Bucky pulled out his toasted bologna and laid it sizzling on a paper towel. He squirted mustard on it, and while it cooled, he wiped his greasy hands on his shorts and changed up the record, laying in his old Kiss Alive II album. Track two: “King of the Night Time World.”
After the revelation, Bucky had gone back to the station lockup to see Ibbits, held there over the long weekend, waiting for a trip out to the county judge on Tuesday. Bucky was all fired up on the confiscated meth, and Ibbits saw this. Bucky let him out and brought him back to his home to pick the man’s brain. He offered him freedom in exchange for information, and, after a liberal hit off his own stash, Ibbits was only too willing. He wrote out recipes and supply lists. Everyday stuff — hydrogen peroxide, acetone, Heet, Pyrex bowls, coffee filters, denatured alcohol, hot plates, cold medicine — much of which Bucky already had around the house and garage, except for the iodine. Against the cost of this, he priced out the product at $100 per gram to start, $1,200 per ounce, $15,000 per pound. He even drew up a business model, a pyramid design, declaring the New England states to be virgin territory, and growing more and more animated at the prospect of the two men going into business together.

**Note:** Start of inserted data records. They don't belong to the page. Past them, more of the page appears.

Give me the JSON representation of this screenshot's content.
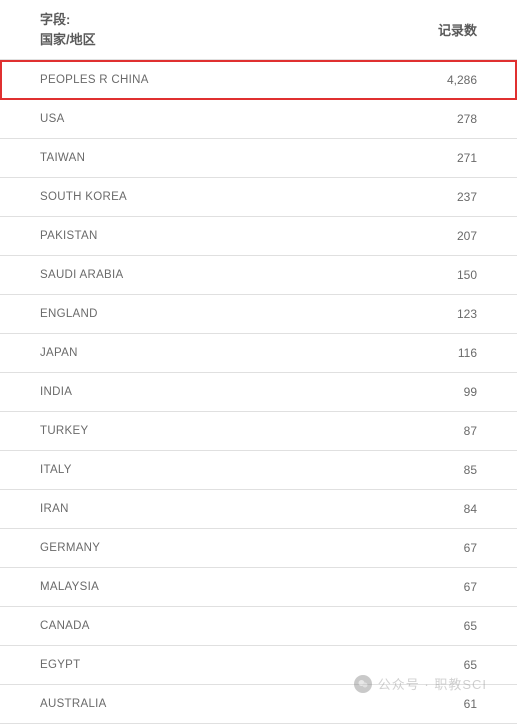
{
  "header": {
    "field_label": "字段:",
    "field_name": "国家/地区",
    "count_label": "记录数"
  },
  "rows": [
    {
      "label": "PEOPLES R CHINA",
      "value": "4,286",
      "highlighted": true
    },
    {
      "label": "USA",
      "value": "278",
      "highlighted": false
    },
    {
      "label": "TAIWAN",
      "value": "271",
      "highlighted": false
    },
    {
      "label": "SOUTH KOREA",
      "value": "237",
      "highlighted": false
    },
    {
      "label": "PAKISTAN",
      "value": "207",
      "highlighted": false
    },
    {
      "label": "SAUDI ARABIA",
      "value": "150",
      "highlighted": false
    },
    {
      "label": "ENGLAND",
      "value": "123",
      "highlighted": false
    },
    {
      "label": "JAPAN",
      "value": "116",
      "highlighted": false
    },
    {
      "label": "INDIA",
      "value": "99",
      "highlighted": false
    },
    {
      "label": "TURKEY",
      "value": "87",
      "highlighted": false
    },
    {
      "label": "ITALY",
      "value": "85",
      "highlighted": false
    },
    {
      "label": "IRAN",
      "value": "84",
      "highlighted": false
    },
    {
      "label": "GERMANY",
      "value": "67",
      "highlighted": false
    },
    {
      "label": "MALAYSIA",
      "value": "67",
      "highlighted": false
    },
    {
      "label": "CANADA",
      "value": "65",
      "highlighted": false
    },
    {
      "label": "EGYPT",
      "value": "65",
      "highlighted": false
    },
    {
      "label": "AUSTRALIA",
      "value": "61",
      "highlighted": false
    }
  ],
  "watermark": {
    "text": "公众号 · 职教SCI"
  },
  "colors": {
    "highlight_border": "#e03030",
    "row_border": "#e0e0e0",
    "text_header": "#5a5a5a",
    "text_body": "#6a6a6a",
    "background": "#ffffff"
  }
}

At some point around the fourth or fifth time Ibbits was repeating himself, Bucky unwound the AM antenna from his stereo receiver and strangled him with it. He lay Ibbits out on the floor by the fireplace, then returned to poring over the lists, refining the plans in his own mind. Bucky never listened to AM radio anyway. Later he had Eddie drive him back to the station, where he picked up Ibbits’s Escort. The crash, he arranged himself, as he did the fire.
Another big reason for Bucky not to dabble. His taking meth was like pouring napalm on a grease fire. Of all the things the drug had shown him that weekend, the most revealing was Bucky Pail himself. He found out that he had been living behind a secret identity all these years: that of Bucky Pail, Black Falls police sergeant, son of Cecil and Verna, brother of Eddie. But what he was inside, the real deal within the hollow shell he wore, was something beyond extraordinary.